Pork fillet with figs and orange
Materials for 4 people
2 whole pork brisket fillets
juice and zest of 2 large oranges
1 cinnamon stick
1 glass of sweet wine (Samiotic type)
4 tbsp olive oil
1 tbsp oregano
1 tbsp spice mix for meat or chicken
salt and pepper
6 dried figs, cut into quarters
Procedure
In a taper, put the salted brisket and cover it with all the other ingredients. We leave it from the previous one to marinate in the refrigerator. If we still don’t have time to marinate it, it doesn’t matter.

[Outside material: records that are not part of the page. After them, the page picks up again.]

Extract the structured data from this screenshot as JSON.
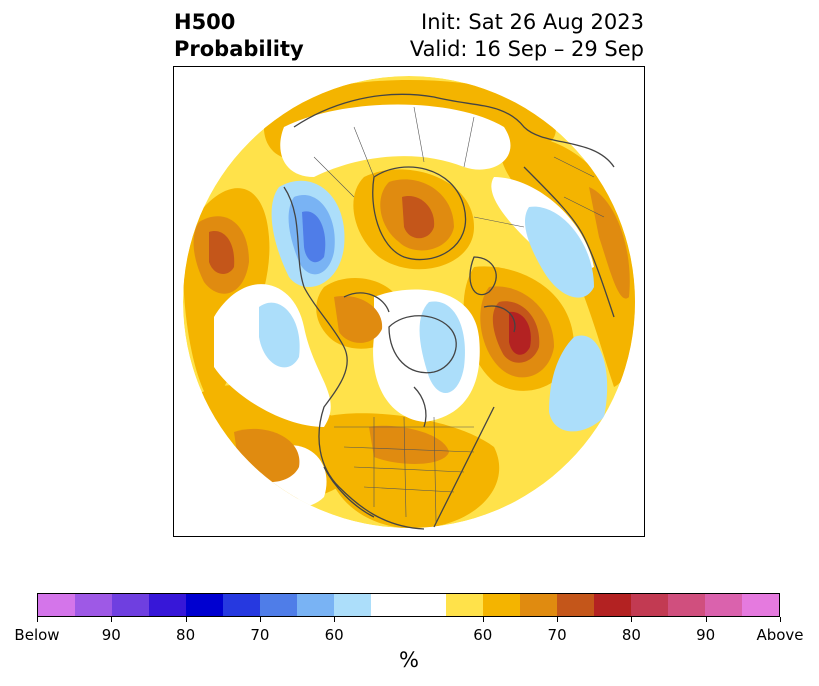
{
  "header": {
    "title_line1": "H500",
    "title_line2": "Probability",
    "init_line": "Init: Sat 26 Aug 2023",
    "valid_line": "Valid: 16 Sep – 29 Sep"
  },
  "colorbar": {
    "colors": [
      "#d475ea",
      "#9e59e6",
      "#6f3fe0",
      "#3717d8",
      "#0000d0",
      "#2639e0",
      "#4f7de8",
      "#79b3f4",
      "#acdefa",
      "#ffffff",
      "#ffe24a",
      "#f4b400",
      "#e08b10",
      "#c4561a",
      "#b32222",
      "#c23a52",
      "#d04f7e",
      "#da62ad",
      "#e57adf"
    ],
    "labels": [
      "Below",
      "90",
      "80",
      "70",
      "60",
      "60",
      "70",
      "80",
      "90",
      "Above"
    ],
    "unit": "%"
  },
  "map": {
    "projection": "north-polar-stereographic",
    "colors": {
      "ocean_bg": "#ffffff",
      "coast": "#444444",
      "p60_above": "#ffe24a",
      "p65_above": "#f4b400",
      "p70_above": "#e08b10",
      "p75_above": "#c4561a",
      "p80_above": "#b32222",
      "p60_below": "#acdefa",
      "p65_below": "#79b3f4",
      "p70_below": "#4f7de8"
    }
  }
}
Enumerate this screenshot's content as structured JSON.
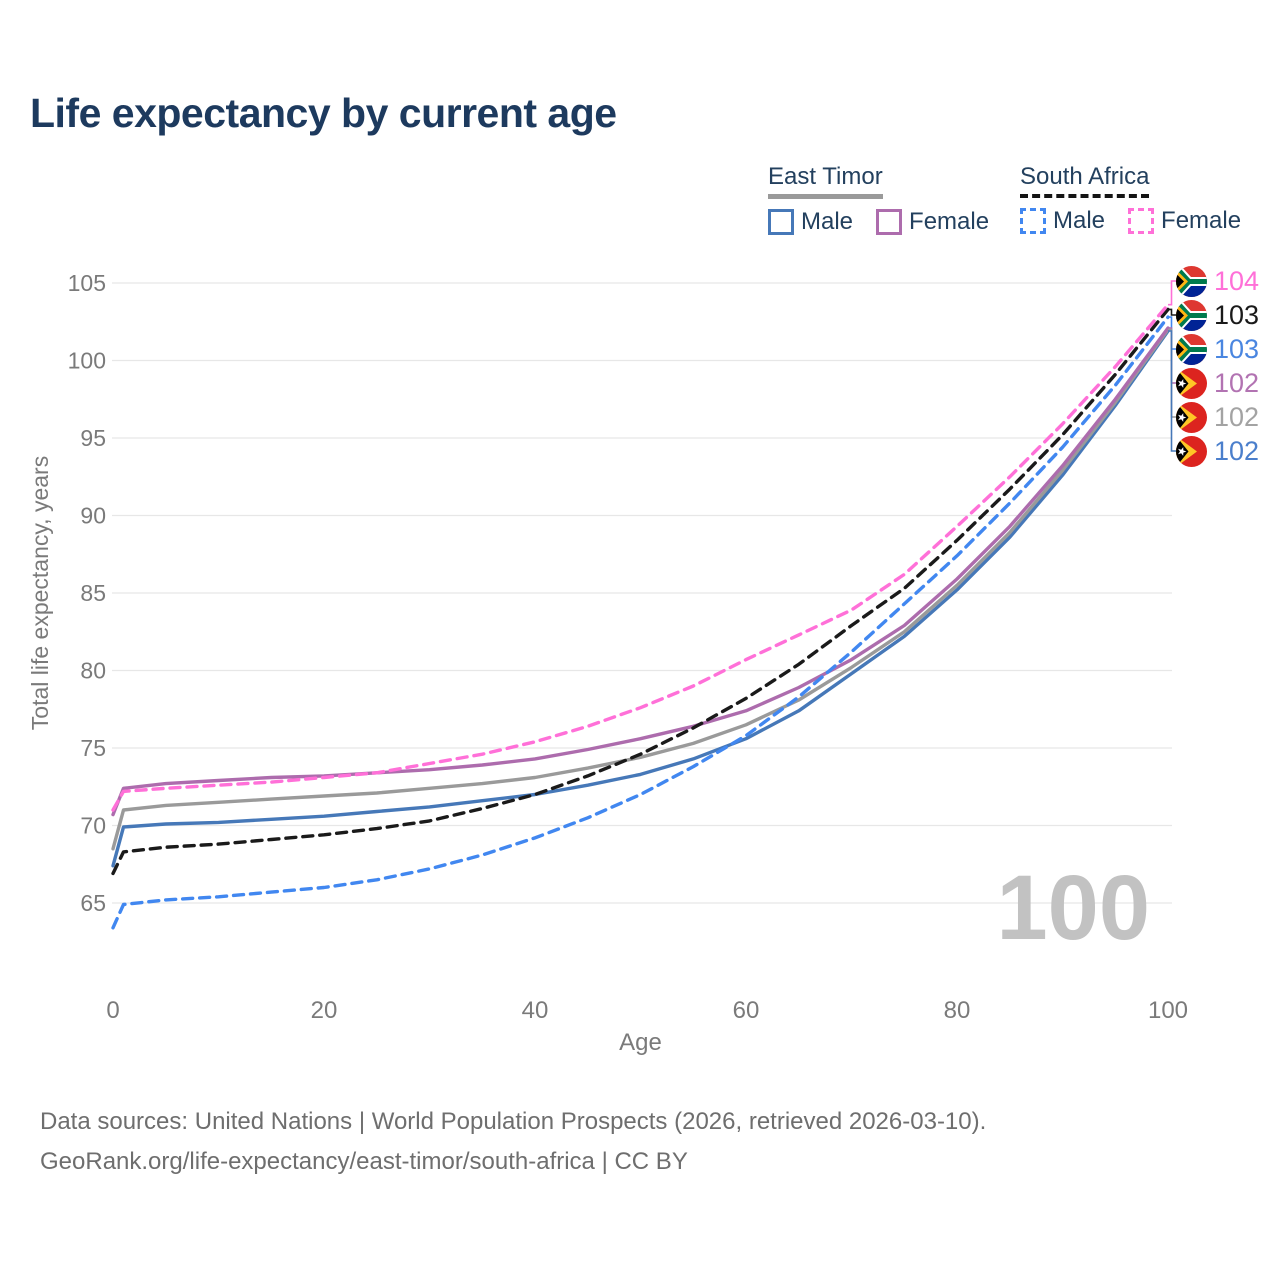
{
  "title": "Life expectancy by current age",
  "watermark": "100",
  "legend": {
    "groups": [
      {
        "name": "East Timor",
        "line_style": "solid",
        "underline_color": "#9a9a9a",
        "items": [
          {
            "label": "Male",
            "color": "#4678b8"
          },
          {
            "label": "Female",
            "color": "#ad6cad"
          }
        ]
      },
      {
        "name": "South Africa",
        "line_style": "dashed",
        "underline_color": "#141414",
        "items": [
          {
            "label": "Male",
            "color": "#4187f0"
          },
          {
            "label": "Female",
            "color": "#ff70d8"
          }
        ]
      }
    ]
  },
  "end_labels": [
    {
      "value": "104",
      "color": "#ff70d8",
      "flag": "south-africa",
      "series": "South Africa Female"
    },
    {
      "value": "103",
      "color": "#1a1a1a",
      "flag": "south-africa",
      "series": "South Africa All"
    },
    {
      "value": "103",
      "color": "#4a86e0",
      "flag": "south-africa",
      "series": "South Africa Male"
    },
    {
      "value": "102",
      "color": "#b273b2",
      "flag": "east-timor",
      "series": "East Timor Female"
    },
    {
      "value": "102",
      "color": "#a3a3a3",
      "flag": "east-timor",
      "series": "East Timor All"
    },
    {
      "value": "102",
      "color": "#4b7fcc",
      "flag": "east-timor",
      "series": "East Timor Male"
    }
  ],
  "footer": {
    "line1": "Data sources: United Nations | World Population Prospects (2026, retrieved 2026-03-10).",
    "line2": "GeoRank.org/life-expectancy/east-timor/south-africa | CC BY"
  },
  "chart_data": {
    "type": "line",
    "title": "Life expectancy by current age",
    "xlabel": "Age",
    "ylabel": "Total life expectancy, years",
    "xlim": [
      0,
      100
    ],
    "ylim": [
      63,
      106
    ],
    "x_ticks": [
      0,
      20,
      40,
      60,
      80,
      100
    ],
    "y_ticks": [
      65,
      70,
      75,
      80,
      85,
      90,
      95,
      100,
      105
    ],
    "grid": "horizontal-only",
    "legend_position": "top-right",
    "x": [
      0,
      1,
      5,
      10,
      15,
      20,
      25,
      30,
      35,
      40,
      45,
      50,
      55,
      60,
      65,
      70,
      75,
      80,
      85,
      90,
      95,
      100
    ],
    "series": [
      {
        "name": "East Timor Male",
        "country": "East Timor",
        "sex": "Male",
        "color": "#4678b8",
        "dashed": false,
        "values": [
          67.4,
          69.9,
          70.1,
          70.2,
          70.4,
          70.6,
          70.9,
          71.2,
          71.6,
          72.0,
          72.6,
          73.3,
          74.3,
          75.6,
          77.4,
          79.8,
          82.2,
          85.2,
          88.6,
          92.6,
          97.1,
          101.9
        ]
      },
      {
        "name": "East Timor All",
        "country": "East Timor",
        "sex": "Both sexes",
        "color": "#9a9a9a",
        "dashed": false,
        "values": [
          68.5,
          71.0,
          71.3,
          71.5,
          71.7,
          71.9,
          72.1,
          72.4,
          72.7,
          73.1,
          73.7,
          74.4,
          75.3,
          76.5,
          78.1,
          80.2,
          82.5,
          85.5,
          88.9,
          92.9,
          97.3,
          102.0
        ]
      },
      {
        "name": "East Timor Female",
        "country": "East Timor",
        "sex": "Female",
        "color": "#ad6cad",
        "dashed": false,
        "values": [
          70.7,
          72.4,
          72.7,
          72.9,
          73.1,
          73.2,
          73.4,
          73.6,
          73.9,
          74.3,
          74.9,
          75.6,
          76.4,
          77.4,
          78.9,
          80.7,
          82.9,
          85.9,
          89.3,
          93.2,
          97.5,
          102.1
        ]
      },
      {
        "name": "South Africa All",
        "country": "South Africa",
        "sex": "Both sexes",
        "color": "#1a1a1a",
        "dashed": true,
        "values": [
          66.9,
          68.3,
          68.6,
          68.8,
          69.1,
          69.4,
          69.8,
          70.3,
          71.1,
          72.0,
          73.2,
          74.6,
          76.3,
          78.2,
          80.4,
          82.9,
          85.3,
          88.4,
          91.7,
          95.2,
          99.1,
          103.3
        ]
      },
      {
        "name": "South Africa Male",
        "country": "South Africa",
        "sex": "Male",
        "color": "#4187f0",
        "dashed": true,
        "values": [
          63.4,
          64.9,
          65.2,
          65.4,
          65.7,
          66.0,
          66.5,
          67.2,
          68.1,
          69.2,
          70.5,
          72.0,
          73.8,
          75.8,
          78.3,
          81.2,
          84.3,
          87.4,
          90.8,
          94.4,
          98.4,
          102.8
        ]
      },
      {
        "name": "South Africa Female",
        "country": "South Africa",
        "sex": "Female",
        "color": "#ff70d8",
        "dashed": true,
        "values": [
          71.0,
          72.2,
          72.4,
          72.6,
          72.8,
          73.1,
          73.4,
          74.0,
          74.6,
          75.4,
          76.4,
          77.6,
          79.0,
          80.7,
          82.3,
          83.9,
          86.2,
          89.3,
          92.5,
          95.9,
          99.6,
          103.6
        ]
      }
    ]
  }
}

Transfer our ingredients to the pan, cover with the lid and bake at 220 degrees, in a hot oven for about 30 minutes. We are very careful during grilling so that the brisket does not dry out. Its center should remain pink. While the meat is cooking, pour the sauce over it.
Serve it with mashed potatoes or boiled potatoes.
*We can replace dried figs with fresh ones when they are in season.
*In the same way we can bake chicken wings or legs.
*If we find fresh oregano, spread its sprigs on the bottom of the pan and place the fillets on top.
Salad with cabbage and dried figs
Materials
½ red cabbage
¼ of a white cabbage
3 carrots
5-6 sprigs of chopped parsley
1/3 fl. blonde raisins
½ cup coarsely chopped walnuts
3 dried figs, chopped
A little anthotyro or katiki
For the sos
½ cup olive oil
1 tbsp dry coriander crushed in a mortar
1 tbsp soy sauce
1 tbsp mustard
juice of 1 lemon
juice of ½ orange
zest of 1 orange
salt and pepper
Procedure
Grind the cabbage and carrot in the food processor.
In a bowl, mix with the parsley, raisins, walnuts and figs.
We salt.
Whisk all the sauce ingredients in a bowl.
Mix the sauce with the vegetables well.
Garnish with a few rocket leaves and pomegranate seeds.
Secrets:
* The salad becomes tastier if it is marinated for ½ hour in the refrigerator, covered with cling film. Even better, you can make it from the previous one and add the nuts at the end.
*The secret of this salad is to grate the vegetables very, very finely in the food processor or on the fine grater of the onion.
Source: Skai
I have worked as a journalist for over 10 years, and my work has been featured on many different news websites. I am also an author, and my work has been published in several books. I specialize in opinion writing, and I often write about current events and controversial topics. I am a very well-rounded writer, and I have a lot of experience in different areas of journalism. I am a very hard worker, and I am always willing to put in the extra effort to get the job done.